To solve the question regarding the cause of depolarization in a neuron, we can break it down step by step: ### Step-by-Step Solution: 1. **Understanding Neuron Resting Potential**: - Neurons have a resting membrane potential where the inside of the neuron is negatively charged compared to the outside. This is primarily due to the distribution of ions, particularly sodium (Na⁺) and potassium (K⁺). **Hint**: Remember that the resting state of a neuron is characterized by a negative internal charge. 2. **Triggering Depolarization**: - When a neuron is stimulated, it undergoes depolarization, which is a change in the membrane potential from negative to positive. This is crucial for the transmission of nerve impulses. **Hint**: Think about what happens when a neuron is activated or stimulated. 3. **Role of Sodium Channels**: - Depolarization occurs primarily due to the opening of voltage-gated sodium (Na⁺) channels.
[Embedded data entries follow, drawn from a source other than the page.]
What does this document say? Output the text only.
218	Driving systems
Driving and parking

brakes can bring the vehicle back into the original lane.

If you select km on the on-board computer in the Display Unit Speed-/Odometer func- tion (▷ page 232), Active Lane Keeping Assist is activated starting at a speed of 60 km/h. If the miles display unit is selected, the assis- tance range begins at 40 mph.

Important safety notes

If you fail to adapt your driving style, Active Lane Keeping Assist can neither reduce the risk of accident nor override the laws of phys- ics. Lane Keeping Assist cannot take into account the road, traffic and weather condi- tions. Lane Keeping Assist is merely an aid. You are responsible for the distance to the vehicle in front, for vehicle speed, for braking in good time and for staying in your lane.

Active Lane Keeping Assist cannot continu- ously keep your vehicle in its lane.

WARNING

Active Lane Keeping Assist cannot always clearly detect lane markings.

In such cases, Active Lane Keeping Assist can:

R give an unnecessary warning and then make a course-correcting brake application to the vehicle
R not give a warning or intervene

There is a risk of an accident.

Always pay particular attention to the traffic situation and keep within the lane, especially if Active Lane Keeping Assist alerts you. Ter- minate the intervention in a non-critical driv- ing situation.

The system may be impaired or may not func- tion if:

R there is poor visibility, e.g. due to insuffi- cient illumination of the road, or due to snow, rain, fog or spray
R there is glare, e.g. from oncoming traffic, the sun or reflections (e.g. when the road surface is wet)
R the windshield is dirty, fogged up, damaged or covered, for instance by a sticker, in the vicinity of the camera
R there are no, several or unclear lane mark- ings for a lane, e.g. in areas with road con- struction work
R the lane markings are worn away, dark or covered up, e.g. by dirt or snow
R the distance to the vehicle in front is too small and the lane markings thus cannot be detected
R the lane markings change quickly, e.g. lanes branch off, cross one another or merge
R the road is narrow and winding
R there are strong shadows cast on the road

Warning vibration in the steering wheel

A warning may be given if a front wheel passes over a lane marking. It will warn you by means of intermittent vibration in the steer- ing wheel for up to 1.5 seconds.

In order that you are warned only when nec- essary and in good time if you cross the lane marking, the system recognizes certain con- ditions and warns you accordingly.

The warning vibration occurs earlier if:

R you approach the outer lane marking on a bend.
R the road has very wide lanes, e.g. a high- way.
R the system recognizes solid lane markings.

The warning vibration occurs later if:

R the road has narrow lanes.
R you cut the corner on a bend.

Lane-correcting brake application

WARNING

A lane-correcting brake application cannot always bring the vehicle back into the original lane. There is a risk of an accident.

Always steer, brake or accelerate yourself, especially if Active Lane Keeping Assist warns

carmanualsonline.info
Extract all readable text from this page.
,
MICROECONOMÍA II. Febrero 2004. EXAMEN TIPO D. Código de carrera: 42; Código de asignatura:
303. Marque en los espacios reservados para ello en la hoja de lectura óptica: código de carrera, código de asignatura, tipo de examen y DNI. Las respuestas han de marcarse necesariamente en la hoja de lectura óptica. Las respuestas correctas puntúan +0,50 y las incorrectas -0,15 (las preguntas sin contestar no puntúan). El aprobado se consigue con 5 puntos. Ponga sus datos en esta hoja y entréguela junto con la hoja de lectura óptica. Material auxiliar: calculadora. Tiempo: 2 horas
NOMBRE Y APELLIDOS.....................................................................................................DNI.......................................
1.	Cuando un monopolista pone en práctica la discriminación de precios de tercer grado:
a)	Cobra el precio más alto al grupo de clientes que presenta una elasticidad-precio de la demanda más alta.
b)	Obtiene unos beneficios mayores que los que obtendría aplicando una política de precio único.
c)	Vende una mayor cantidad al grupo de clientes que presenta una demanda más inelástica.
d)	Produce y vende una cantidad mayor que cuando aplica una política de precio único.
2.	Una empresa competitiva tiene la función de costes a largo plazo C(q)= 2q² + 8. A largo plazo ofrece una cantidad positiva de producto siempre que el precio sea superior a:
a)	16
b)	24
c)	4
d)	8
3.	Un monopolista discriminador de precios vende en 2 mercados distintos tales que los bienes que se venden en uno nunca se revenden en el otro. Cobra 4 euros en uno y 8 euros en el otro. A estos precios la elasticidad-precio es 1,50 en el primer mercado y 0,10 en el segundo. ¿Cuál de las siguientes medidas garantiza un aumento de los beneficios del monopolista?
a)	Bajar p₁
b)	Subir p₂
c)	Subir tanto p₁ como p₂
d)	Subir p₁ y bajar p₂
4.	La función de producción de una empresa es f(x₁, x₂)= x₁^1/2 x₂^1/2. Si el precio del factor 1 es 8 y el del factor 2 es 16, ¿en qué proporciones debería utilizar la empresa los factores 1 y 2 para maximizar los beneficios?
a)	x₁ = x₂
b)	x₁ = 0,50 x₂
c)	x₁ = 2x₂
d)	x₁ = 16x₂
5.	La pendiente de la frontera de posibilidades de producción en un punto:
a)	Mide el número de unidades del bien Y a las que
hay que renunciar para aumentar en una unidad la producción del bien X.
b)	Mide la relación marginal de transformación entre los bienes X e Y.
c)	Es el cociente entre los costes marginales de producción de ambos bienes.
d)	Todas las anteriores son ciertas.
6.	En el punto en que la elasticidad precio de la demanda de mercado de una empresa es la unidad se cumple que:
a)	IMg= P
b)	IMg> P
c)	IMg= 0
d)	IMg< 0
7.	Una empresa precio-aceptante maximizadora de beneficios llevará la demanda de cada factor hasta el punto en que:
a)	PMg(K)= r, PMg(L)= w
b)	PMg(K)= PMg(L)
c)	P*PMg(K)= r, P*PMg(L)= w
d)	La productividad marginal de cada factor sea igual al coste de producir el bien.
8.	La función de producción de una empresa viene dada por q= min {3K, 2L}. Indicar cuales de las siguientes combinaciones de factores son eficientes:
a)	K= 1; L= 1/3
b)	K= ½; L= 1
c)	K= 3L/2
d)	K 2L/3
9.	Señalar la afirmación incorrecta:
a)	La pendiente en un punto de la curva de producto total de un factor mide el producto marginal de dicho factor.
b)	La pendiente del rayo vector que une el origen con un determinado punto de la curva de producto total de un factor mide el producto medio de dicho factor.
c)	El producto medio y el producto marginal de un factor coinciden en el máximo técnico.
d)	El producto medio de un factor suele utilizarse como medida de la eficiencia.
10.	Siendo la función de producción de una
When these channels open, sodium ions rush into the neuron, causing the inside of the cell to become more positive. **Hint**: Focus on which ions are moving into the neuron during depolarization. 4. **Exclusion of Other Channels**: - The opening of potassium (K⁺) channels (both leak and voltage-gated) typically leads to repolarization (returning to resting potential) rather than depolarization. Therefore, options involving K⁺ channels do not contribute to depolarization. **Hint**: Consider the function of K⁺ channels in the context of action potentials. 5. **Final Answer**: - Based on the above analysis, the correct answer to the question is **3) Opening of voltage-gated Na⁺ channels**. The other options (1 and 2) do not contribute to depolarization. ### Conclusion: The depolarization of a neuron is primarily caused by the opening of voltage-gated sodium channels, allowing Na⁺ ions to flow into the neuron, leading to a positive shift in membrane potential.